Ja, was war denn nur geschehen?

Die Anarchie war geschehen und Sisi war zum falschen Zeitpunkt am falschen Ort. Es sollte eigentlich einen anderen Treffen, nämlich Philippe d’Orleans (Louis Philippe Robert d’Orléans, duc d’Orléans) einen französischen Adligen. Aber auch nur, weil der Täter pleite war, denn eigentlich sollte König Umberto I dran glauben. Lucheni konnte sich nur die Reise nach Italien nicht leisten. Also änderte der Mörder seine Pläne und wollte nun Philippe töten. Dieser änderte ebenfalls seine (Reise)Pläne und Luigi Lucheni erkor daher Sisi als Opfer, da diese sich gerade in Genf aufhielt.

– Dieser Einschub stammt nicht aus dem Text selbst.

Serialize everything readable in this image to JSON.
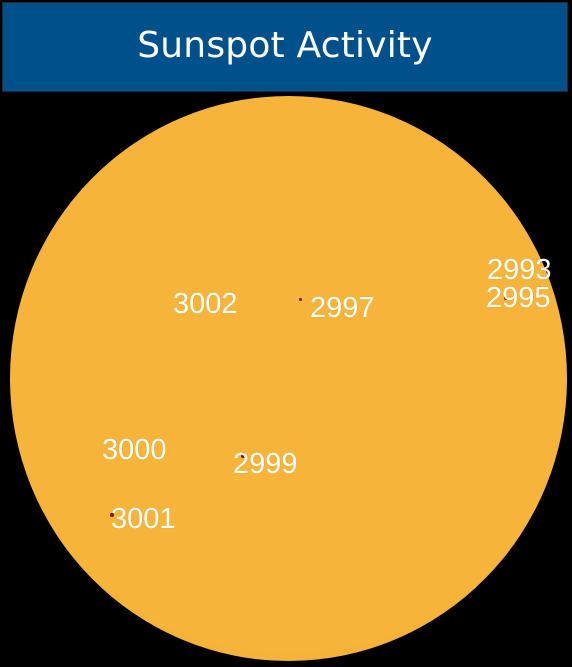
{
  "title": "Sunspot Activity",
  "colors": {
    "title_bar_bg": "#00518b",
    "background": "#000000",
    "sun_core": "#f7b43b",
    "sun_limb": "#e79b2a",
    "spot": "#7a1410",
    "label": "#ffffff"
  },
  "regions": [
    {
      "id": "3002",
      "label": "3002"
    },
    {
      "id": "2997",
      "label": "2997"
    },
    {
      "id": "2993",
      "label": "2993"
    },
    {
      "id": "2995",
      "label": "2995"
    },
    {
      "id": "3000",
      "label": "3000"
    },
    {
      "id": "2999",
      "label": "2999"
    },
    {
      "id": "3001",
      "label": "3001"
    }
  ]
}
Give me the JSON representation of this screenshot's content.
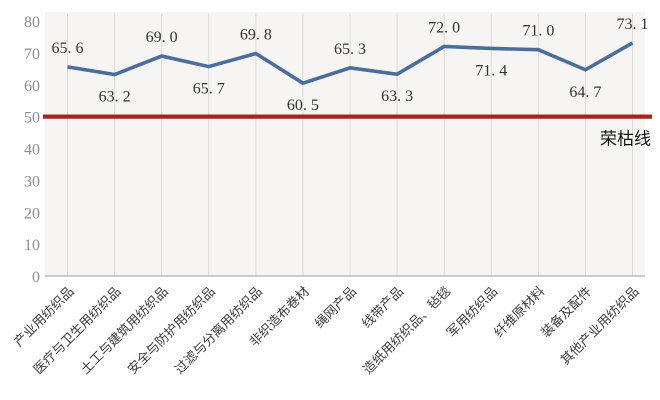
{
  "chart_data": {
    "type": "line",
    "title": "",
    "categories": [
      "产业用纺织品",
      "医疗与卫生用纺织品",
      "土工与建筑用纺织品",
      "安全与防护用纺织品",
      "过滤与分离用纺织品",
      "非织造布卷材",
      "绳网产品",
      "线带产品",
      "造纸用纺织品、毡毯",
      "军用纺织品",
      "纤维原材料",
      "装备及配件",
      "其他产业用纺织品"
    ],
    "series": [
      {
        "name": "",
        "values": [
          65.6,
          63.2,
          69.0,
          65.7,
          69.8,
          60.5,
          65.3,
          63.3,
          72.0,
          71.4,
          71.0,
          64.7,
          73.1
        ],
        "color": "#4a6d9e"
      }
    ],
    "value_labels": [
      "65. 6",
      "63. 2",
      "69. 0",
      "65. 7",
      "69. 8",
      "60. 5",
      "65. 3",
      "63. 3",
      "72. 0",
      "71. 4",
      "71. 0",
      "64. 7",
      "73. 1"
    ],
    "label_side": [
      "above",
      "below",
      "above",
      "below",
      "above",
      "below",
      "above",
      "below",
      "above",
      "below",
      "above",
      "below",
      "above"
    ],
    "xlabel": "",
    "ylabel": "",
    "ylim": [
      0,
      80
    ],
    "yticks": [
      0,
      10,
      20,
      30,
      40,
      50,
      60,
      70,
      80
    ],
    "grid": "vertical-only",
    "legend": "none",
    "reference_line": {
      "value": 50,
      "label": "荣枯线",
      "color": "#a6241f"
    }
  },
  "style": {
    "background": "#ffffff",
    "plot_background": "#f6f5f4",
    "gridline_color": "#dbdada",
    "axis_line_color": "#b3b1b0",
    "ytick_color": "#8e8c8b",
    "data_label_color": "#333333",
    "category_label_color": "#3c3c3c",
    "series_line_color": "#4a6d9e",
    "reference_line_color": "#a6241f"
  }
}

Er ließ sich eine Feile schärfen, lief in Genf am Hafen rum und wartete. Und dann kam sie. Er lief in Sisi hinein, stach zu und verschwand. Sisi fiel, rappelte sich wieder auf und fragte ihre Begleitung, was er wohl gewollt haben könnte. ‚‚Vielleicht meine Uhr?‘‘
Nein, er wollte sie töten. Weil er die Obrigkeiten, die Monarchien hasste. Wie Sisi es auch tat.

Sisi machte sich auf den Weg zum Schiff, mit dem sie nach Territet fahren wollte. Sie hatte es eilig, sie wollte es keinesfalls verpassen. Sie klagte zwar über Schmerzen im Rippenbereich, wie schlimm es eigentlich war, war ihr aber nicht bewusst. Sie blutete nicht mal wirklich, obwohl sie gerade von einem fremden Mann erstochen worden war. Ohne es zu merken.

120 Schritte später brach sie zusammen. Das Schiff wurde sofort gewendet und Sisi ins Hotel zurück gebracht. Ein Priester spendete die Sterbesakramente. Die Kaiserin von Österreich war tot.

Todesursache
Die Obduktion stellte als Todesursache eine Herzbeuteltamponade fest. Lucheni hatte seine Feile ca 8,5 cm tief in die Brust gestochen. Er brach ihr damit die 4. Rippe und durchbohrte den unteren Rand des oberen Lungenflügels. Das Tatwerkzeug durchbohrte die linke Herzkammer. Ein großer Bluterguss mit geronnenem Blut bildete sich im Herzbeutel. Eine Herzinsuffizienz entstand.

Warum?
Die Antwort ist einfach: Weil er es wollte.

„Weil ich Anarchist bin, weil ich arm bin, weil ich die Arbeiter liebe und mir den Tod der Reichen wünsche.”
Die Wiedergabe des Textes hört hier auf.